Caption-Driven Explorations: Aligning Image and Text Embeddings through Human-Inspired Foveated Vision
Dario Zanca, Andrea Zugarini, Simon Dietz, Thomas R. Altstidl, Mark A. Turban Ndjeuha, Leo Schwinn, Bjoern Eskofier
TL;DR
This work tackles task-driven visual attention during image captioning by introducing CapMIT1003, a dataset of click-contingent explorations paired with captions, and NevaClip, a zero-shot method that aligns foveated image embeddings with caption embeddings. NevaClip optimizes the cosine similarity loss $S(e^\pi,e^C)$ between foveated image embeddings $e^\pi$ and caption embeddings $e^C$, iteratively refining fixations to minimize alignment error. Empirical results on CapMIT1003 show NevaClip with the correct caption yields high scanpath plausibility and outperforms baselines; results on MIT1003 indicate overlapping patterns between caption-driven and free-viewing attention. The work provides a public dataset and a zero-shot scanpath predictor that advance understanding of attention dynamics in vision-and-language tasks.
Abstract
Understanding human attention is crucial for vision science and AI. While many models exist for free-viewing, less is known about task-driven image exploration.
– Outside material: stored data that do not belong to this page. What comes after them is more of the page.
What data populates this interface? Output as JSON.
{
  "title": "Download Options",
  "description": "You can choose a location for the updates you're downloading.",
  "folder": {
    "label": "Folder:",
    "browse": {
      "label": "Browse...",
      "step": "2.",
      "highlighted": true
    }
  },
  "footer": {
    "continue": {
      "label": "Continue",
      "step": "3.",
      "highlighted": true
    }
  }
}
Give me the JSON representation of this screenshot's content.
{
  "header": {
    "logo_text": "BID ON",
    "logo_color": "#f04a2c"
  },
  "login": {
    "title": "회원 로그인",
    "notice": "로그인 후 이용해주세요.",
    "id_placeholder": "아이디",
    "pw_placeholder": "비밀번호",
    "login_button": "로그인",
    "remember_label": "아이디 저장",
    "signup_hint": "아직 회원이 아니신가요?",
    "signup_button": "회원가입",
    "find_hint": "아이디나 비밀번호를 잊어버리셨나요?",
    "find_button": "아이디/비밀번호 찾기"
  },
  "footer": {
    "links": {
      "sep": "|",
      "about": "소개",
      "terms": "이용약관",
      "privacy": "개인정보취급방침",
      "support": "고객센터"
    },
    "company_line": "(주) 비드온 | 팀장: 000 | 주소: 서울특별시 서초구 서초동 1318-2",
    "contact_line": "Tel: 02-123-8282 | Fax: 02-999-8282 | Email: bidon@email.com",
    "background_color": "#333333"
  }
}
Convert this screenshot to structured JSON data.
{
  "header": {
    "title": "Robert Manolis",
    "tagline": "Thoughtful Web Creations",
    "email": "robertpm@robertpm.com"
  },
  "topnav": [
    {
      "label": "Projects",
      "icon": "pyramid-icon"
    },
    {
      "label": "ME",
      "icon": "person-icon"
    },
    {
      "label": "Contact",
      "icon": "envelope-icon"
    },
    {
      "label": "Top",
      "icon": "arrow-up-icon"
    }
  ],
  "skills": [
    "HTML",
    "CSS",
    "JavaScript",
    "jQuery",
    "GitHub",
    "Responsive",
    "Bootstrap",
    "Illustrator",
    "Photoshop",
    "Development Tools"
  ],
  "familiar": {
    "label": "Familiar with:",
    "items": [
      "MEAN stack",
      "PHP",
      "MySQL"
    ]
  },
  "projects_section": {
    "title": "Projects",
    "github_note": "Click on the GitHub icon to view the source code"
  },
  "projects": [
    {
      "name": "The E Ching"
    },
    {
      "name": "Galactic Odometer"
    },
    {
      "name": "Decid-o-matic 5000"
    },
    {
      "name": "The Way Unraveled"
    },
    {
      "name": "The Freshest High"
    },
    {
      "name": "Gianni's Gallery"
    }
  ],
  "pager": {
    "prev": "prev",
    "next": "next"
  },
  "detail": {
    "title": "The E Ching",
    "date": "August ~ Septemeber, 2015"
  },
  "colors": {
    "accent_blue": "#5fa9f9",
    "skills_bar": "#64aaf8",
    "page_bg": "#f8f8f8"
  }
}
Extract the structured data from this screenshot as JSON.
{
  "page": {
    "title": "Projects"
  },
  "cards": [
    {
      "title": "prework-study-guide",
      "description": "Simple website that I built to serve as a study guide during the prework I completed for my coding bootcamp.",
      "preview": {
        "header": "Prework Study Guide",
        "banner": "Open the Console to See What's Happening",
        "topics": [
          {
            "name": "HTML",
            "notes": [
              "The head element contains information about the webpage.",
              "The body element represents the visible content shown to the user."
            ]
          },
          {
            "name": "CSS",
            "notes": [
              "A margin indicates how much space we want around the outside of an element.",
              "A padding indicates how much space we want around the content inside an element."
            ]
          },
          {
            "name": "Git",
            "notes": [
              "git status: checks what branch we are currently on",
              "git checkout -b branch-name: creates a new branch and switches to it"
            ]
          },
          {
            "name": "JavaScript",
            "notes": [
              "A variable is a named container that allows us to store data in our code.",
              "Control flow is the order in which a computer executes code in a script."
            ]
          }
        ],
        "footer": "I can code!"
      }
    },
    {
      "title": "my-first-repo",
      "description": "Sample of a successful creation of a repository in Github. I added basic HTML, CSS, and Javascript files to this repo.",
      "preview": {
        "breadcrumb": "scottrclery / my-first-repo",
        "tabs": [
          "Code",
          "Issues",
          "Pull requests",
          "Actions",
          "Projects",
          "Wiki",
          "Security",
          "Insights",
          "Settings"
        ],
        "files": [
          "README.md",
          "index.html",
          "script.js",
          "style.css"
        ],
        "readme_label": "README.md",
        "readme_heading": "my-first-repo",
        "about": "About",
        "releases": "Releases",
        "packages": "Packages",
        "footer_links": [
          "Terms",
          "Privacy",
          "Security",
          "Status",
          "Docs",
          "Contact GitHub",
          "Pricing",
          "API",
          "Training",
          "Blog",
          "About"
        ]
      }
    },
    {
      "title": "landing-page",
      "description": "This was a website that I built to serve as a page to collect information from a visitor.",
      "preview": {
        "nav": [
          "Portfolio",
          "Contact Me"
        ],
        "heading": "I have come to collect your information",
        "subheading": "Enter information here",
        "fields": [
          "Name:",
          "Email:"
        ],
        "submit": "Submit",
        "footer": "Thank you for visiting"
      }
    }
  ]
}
To address this, we introduce CapMIT1003, a dataset with captions and click-contingent image explorations, to study human attention during the captioning task. We also present NevaClip, a zero-shot method for predicting visual scanpaths by combining CLIP models with NeVA algorithms. NevaClip generates fixations to align the representations of foveated visual stimuli and captions. The simulated scanpaths outperform existing human attention models in plausibility for captioning and free-viewing tasks. This research enhances the understanding of human attention and advances scanpath prediction models.